On Tuesday, Sessions was the first among key Trump cabinet nominees to face his Republican and Democratic peers for confirmation hearing.
While testifying, the senator from Alabama pledged to crack down on illegal immigration and favored to keep open the notorious Guantanamo Bay prison in Cuba, distancing himself from some of the Trump campaign pledges including a registry of Muslims.
Sessions claimed that the US has every right to deport people who enter the country illegally and commit serious crimes but the system is failing due to a lack of cooperation between the Department of Homeland Security and local authorities.
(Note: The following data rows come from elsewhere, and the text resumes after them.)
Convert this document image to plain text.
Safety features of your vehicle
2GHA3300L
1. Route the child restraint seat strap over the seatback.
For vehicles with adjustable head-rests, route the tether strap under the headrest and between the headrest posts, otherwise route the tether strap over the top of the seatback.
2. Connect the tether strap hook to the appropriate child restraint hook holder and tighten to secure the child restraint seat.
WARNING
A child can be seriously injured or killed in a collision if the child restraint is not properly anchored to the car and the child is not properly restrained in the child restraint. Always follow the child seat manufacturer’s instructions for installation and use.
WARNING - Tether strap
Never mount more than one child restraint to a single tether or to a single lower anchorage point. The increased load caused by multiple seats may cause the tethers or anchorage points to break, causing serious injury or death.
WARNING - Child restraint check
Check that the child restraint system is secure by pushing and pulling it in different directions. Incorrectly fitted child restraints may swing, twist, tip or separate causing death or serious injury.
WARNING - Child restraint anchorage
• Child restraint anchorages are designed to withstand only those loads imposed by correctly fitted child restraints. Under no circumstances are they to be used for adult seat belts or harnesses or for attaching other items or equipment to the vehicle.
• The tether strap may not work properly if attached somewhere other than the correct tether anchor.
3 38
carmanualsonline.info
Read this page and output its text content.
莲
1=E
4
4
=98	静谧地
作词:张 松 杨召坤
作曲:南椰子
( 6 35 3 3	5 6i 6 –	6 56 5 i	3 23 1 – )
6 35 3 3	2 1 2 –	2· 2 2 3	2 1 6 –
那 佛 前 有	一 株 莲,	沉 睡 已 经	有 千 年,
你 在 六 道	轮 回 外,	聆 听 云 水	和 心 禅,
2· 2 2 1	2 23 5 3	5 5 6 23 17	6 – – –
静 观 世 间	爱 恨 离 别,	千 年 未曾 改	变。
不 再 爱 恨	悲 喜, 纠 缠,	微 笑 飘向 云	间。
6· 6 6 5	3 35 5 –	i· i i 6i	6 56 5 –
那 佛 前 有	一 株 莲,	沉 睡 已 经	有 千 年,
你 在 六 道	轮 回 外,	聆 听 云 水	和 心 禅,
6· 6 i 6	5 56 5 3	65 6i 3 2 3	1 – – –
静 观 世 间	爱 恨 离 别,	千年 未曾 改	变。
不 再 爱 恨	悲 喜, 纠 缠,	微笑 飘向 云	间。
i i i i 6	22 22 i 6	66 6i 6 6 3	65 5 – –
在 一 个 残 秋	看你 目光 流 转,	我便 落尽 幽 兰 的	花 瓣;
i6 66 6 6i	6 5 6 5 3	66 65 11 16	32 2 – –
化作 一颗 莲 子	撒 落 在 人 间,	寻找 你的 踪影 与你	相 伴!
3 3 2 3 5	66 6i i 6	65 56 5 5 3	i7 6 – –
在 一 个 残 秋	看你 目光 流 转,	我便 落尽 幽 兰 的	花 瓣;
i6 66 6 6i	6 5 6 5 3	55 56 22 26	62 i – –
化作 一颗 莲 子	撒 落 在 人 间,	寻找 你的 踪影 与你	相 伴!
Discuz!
"You’ve got the sanctuary cities that refuse to tell Homeland Security that they’ve got somebody that’s committed a serious crime so they can be deported," he said. "On the other side, we’ve got [the] Homeland Security having standards or failing to follow up on serious offenses of people who should be deported."
"This country has every right to deport persons who are here unlawfully — who violate our criminal laws," Sessions noted.
Speaking about establishing a registry for Muslims in the US, Sessions said, "It would raise serious Constitutional problems because the Constitution explicitly guarantees the right to free exercise of religion.”
Meanwhile, some protesters, dressed in Ku Klux Klan robes, temporarily disrupted the Senate confirmation hearing for Sessions, chanting slogans against the nominee and calling him a racist.
Sessions has been in the midst of controversy over his civil rights record since he was named to become the nation's top law enforcement official.
During the hearing, however, he rejected racially charged comments he allegedly made towards African-Americans in 1980s.
In November, Trump’s transition team announced that the business mogul had nominated Sessions.
Sessions is a senior member of the Senate Armed Services Committee and formerly served as the US attorney as well as the attorney general in the state of Alabama.
Sessions’ hard-line and at times inflammatory statements on immigration are similar to those of Trump's. He has already expressed opposition to any path to citizenship for undocumented immigrants.